New Guy: “What do you mean comfortable. I’ve never programmed before, anyway its not as if a language is some sort of sofa. Hey! Where are you going! you can’t just leave me here!”
New Guy: “What.”
Google: “I’m your new best friend.”
There are so many use cases and things you might want to develop that almost every instance of someone’s development is bespoke to what they want. This is something that you have to have experiences before you understand it which makes it more useful for a new developer to learn while doing rather than learning then doing.
I had to find the right tools for what I wanted. My requirements for this app were based off of the time constraints I had, the lack of experience I had and the needs I felt the app had:
- Needed to be easy to port to different platforms.
- Had to be easy to integrate design and programming elements together.

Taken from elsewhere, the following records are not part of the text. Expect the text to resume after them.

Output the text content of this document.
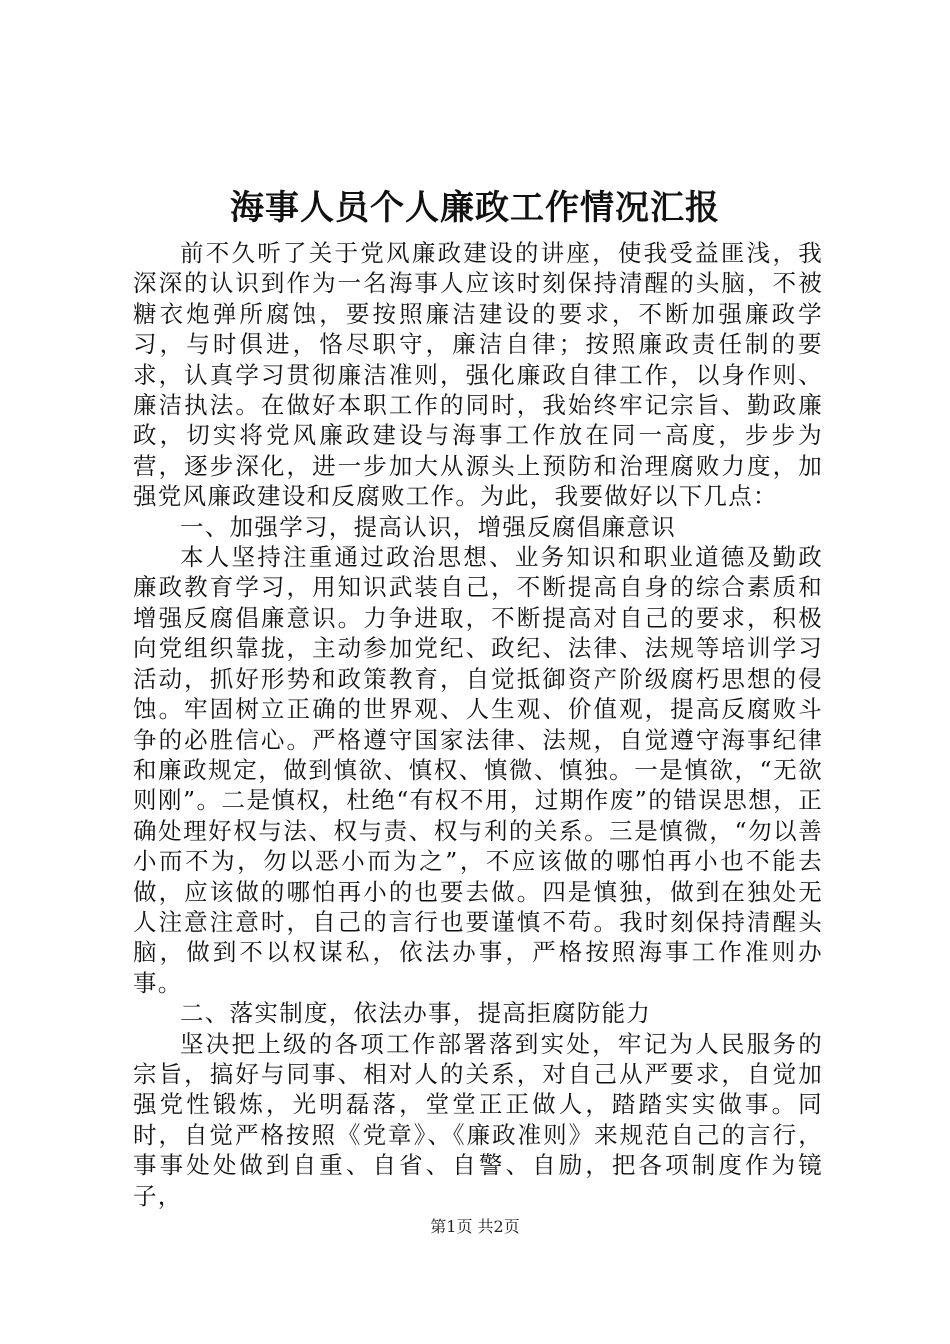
海事人员个人廉政工作情况汇报

前不久听了关于党风廉政建设的讲座，使我受益匪浅，我深深的认识到作为一名海事人应该时刻保持清醒的头脑，不被糖衣炮弹所腐蚀，要按照廉洁建设的要求，不断加强廉政学习，与时俱进，恪尽职守，廉洁自律；按照廉政责任制的要求，认真学习贯彻廉洁准则，强化廉政自律工作，以身作则、廉洁执法。在做好本职工作的同时，我始终牢记宗旨、勤政廉政，切实将党风廉政建设与海事工作放在同一高度，步步为营，逐步深化，进一步加大从源头上预防和治理腐败力度，加强党风廉政建设和反腐败工作。为此，我要做好以下几点：

一、加强学习，提高认识，增强反腐倡廉意识

本人坚持注重通过政治思想、业务知识和职业道德及勤政廉政教育学习，用知识武装自己，不断提高自身的综合素质和增强反腐倡廉意识。力争进取，不断提高对自己的要求，积极向党组织靠拢，主动参加党纪、政纪、法律、法规等培训学习活动，抓好形势和政策教育，自觉抵御资产阶级腐朽思想的侵蚀。牢固树立正确的世界观、人生观、价值观，提高反腐败斗争的必胜信心。严格遵守国家法律、法规，自觉遵守海事纪律和廉政规定，做到慎欲、慎权、慎微、慎独。一是慎欲，“无欲则刚”。二是慎权，杜绝“有权不用，过期作废”的错误思想，正确处理好权与法、权与责、权与利的关系。三是慎微，“勿以善小而不为，勿以恶小而为之”，不应该做的哪怕再小也不能去做，应该做的哪怕再小的也要去做。四是慎独，做到在独处无人注意注意时，自己的言行也要谨慎不苟。我时刻保持清醒头脑，做到不以权谋私，依法办事，严格按照海事工作准则办事。

二、落实制度，依法办事，提高拒腐防能力

坚决把上级的各项工作部署落到实处，牢记为人民服务的宗旨，搞好与同事、相对人的关系，对自己从严要求，自觉加强党性锻炼，光明磊落，堂堂正正做人，踏踏实实做事。同时，自觉严格按照《党章》、《廉政准则》来规范自己的言行，事事处处做到自重、自省、自警、自励，把各项制度作为镜子，

第1页 共2页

- Needed to be able to make a professional and modern look. 4.Didn’t require low level access
I settled on React Native with the Expo toolchain. I felt React was by far the best option I had. The only other options were using C# to make a Xamarin.Forms app which felt a bit like using a jackhammer to do teeth surgery or learning to use Java and Objective-C/Swift to do native development and use a completely different codebase, not only would I have to learn two languages and systems at once but also would need to fork out an initial cost of $99 for an apple developer account and develop on an Mac which I neither have nor want.
I’m using Expo because it means the app will be fully cross platform and I don’t need to interact with any of the awkward SDK’s and system specific stuff. Expo also provides a neat app that you run on your Android or iOS which connects to a local server with the app files and allows you to run your app within their app, no compiling, no apple developer account, no Mac. This made testing incredibly easy. Expo also handles keystoring for Android and all that fancy stuff.